Description
This Butterscotch Pumpkin Cake combines rich butterscotch flavor with the warm spices of pumpkin pie for a moist, flavorful treat perfect for fall or any cozy occasion. The cake is topped with a smooth, creamy pumpkin-spiced frosting, making it a delightful dessert that balances sweetness, spice, and comforting autumn flavors.
Ingredients
Scale
Cake:
- 3/4 cup butterscotch chips
- 1/2 cup salted butter (1 stick)
- 1 cup sugar
- 6 tablespoons plain pumpkin puree
- 1 3/4 cups all-purpose flour (spooned and leveled)
- 1 teaspoon cinnamon
- 1 1/2 teaspoons pumpkin pie spice
- 1/4 teaspoon salt
Frosting:
- 1/2 cup salted butter (1 stick), softened
- 1 3/4 cups powdered sugar
- 1 teaspoon vanilla bean paste (or regular vanilla extract)
- 5 teaspoons milk
- Dash of salt (optional, if the frosting is too sweet)
Instructions
- Preheat and Prepare Pan: Preheat your oven to 350 degrees F. Line an 8×8 inch square baking pan with parchment paper or grease it well. Set aside to prepare the batter.
- Melt Butterscotch and Butter: In a large microwave-safe bowl, combine the butterscotch chips and 1/2 cup butter. Microwave in 30-second increments, stirring occasionally, until the mixture is fully melted and smooth. Use a whisk toward the end for better consistency.
- Add Sugar and Pumpkin Puree: Stir in the sugar and pumpkin puree thoroughly with a wooden spoon until well combined.
- Mix Dry Ingredients: In the same bowl, add the flour but do not mix yet. Sprinkle the cinnamon, pumpkin pie spice, and salt over the flour and stir these spices into the flour using a dry spoon. Then gently fold the flour and spice mixture into the wet ingredients. Stir just until combined to avoid overmixing.

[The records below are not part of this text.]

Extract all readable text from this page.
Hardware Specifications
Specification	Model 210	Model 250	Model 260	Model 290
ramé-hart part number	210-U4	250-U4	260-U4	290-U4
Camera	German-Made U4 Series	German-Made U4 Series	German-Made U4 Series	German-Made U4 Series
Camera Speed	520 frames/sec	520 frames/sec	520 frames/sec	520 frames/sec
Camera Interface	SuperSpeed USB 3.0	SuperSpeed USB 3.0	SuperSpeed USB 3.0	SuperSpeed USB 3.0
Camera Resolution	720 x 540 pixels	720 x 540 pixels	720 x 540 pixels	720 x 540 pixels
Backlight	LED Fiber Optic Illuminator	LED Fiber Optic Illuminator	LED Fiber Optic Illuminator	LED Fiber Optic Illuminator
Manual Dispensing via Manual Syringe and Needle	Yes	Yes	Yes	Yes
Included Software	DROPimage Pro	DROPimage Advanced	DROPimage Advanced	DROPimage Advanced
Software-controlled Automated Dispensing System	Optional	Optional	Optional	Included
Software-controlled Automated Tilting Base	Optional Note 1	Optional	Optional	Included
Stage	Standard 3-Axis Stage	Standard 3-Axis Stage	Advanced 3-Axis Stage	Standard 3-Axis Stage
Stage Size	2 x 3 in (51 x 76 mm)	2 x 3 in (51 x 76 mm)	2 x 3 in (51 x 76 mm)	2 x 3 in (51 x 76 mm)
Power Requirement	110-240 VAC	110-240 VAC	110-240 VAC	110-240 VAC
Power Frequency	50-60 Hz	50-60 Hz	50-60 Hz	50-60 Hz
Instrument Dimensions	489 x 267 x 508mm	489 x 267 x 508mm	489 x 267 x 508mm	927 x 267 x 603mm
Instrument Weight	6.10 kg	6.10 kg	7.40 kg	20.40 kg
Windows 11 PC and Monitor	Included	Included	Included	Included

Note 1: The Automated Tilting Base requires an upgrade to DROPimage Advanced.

- Bake the Cake: Spread the batter evenly into the prepared pan. Bake for 27-29 minutes at 350 degrees F, or until a toothpick inserted in the center comes out clean. Remove from the oven and let the cake cool completely in the pan.
- Prepare Frosting – Beat Butter: While the cake cools, beat the softened 1/2 cup butter in a mixing bowl on medium speed for about 1 minute until fluffy. If the butter isn’t softened, beat for 2-3 minutes to achieve fluffiness.
- Add Powdered Sugar and Flavoring: Add 1 cup of powdered sugar to the butter and mix until combined. Then add the vanilla bean paste and 3 teaspoons of milk, blending well.
- Finish the Frosting: Add the remaining powdered sugar gradually, beating continuously. If the frosting is too stiff, add a little more milk. Add a dash of salt if the frosting tastes overly sweet to balance the flavor.
- Frost the Cake: Beat the frosting well and scrape down the sides of the bowl. Spread the frosting evenly over the completely cooled cake.
- Garnish and Serve: Optionally, sprinkle additional pumpkin pie spice over the frosting for extra flavor and visual appeal. Slice and serve.
Notes
- Make sure the cake is completely cool before frosting to prevent the frosting from melting.
- Use softened butter for the frosting to achieve the creamiest texture.
- If a microwave is unavailable, melt butterscotch chips and butter gently on the stovetop over low heat.
- The cake can be stored in an airtight container at room temperature for up to 2 days or refrigerated for up to 5 days.
- For a dairy-free version, substitute butter with plant-based margarine and use dairy-free powdered sugar alternatives.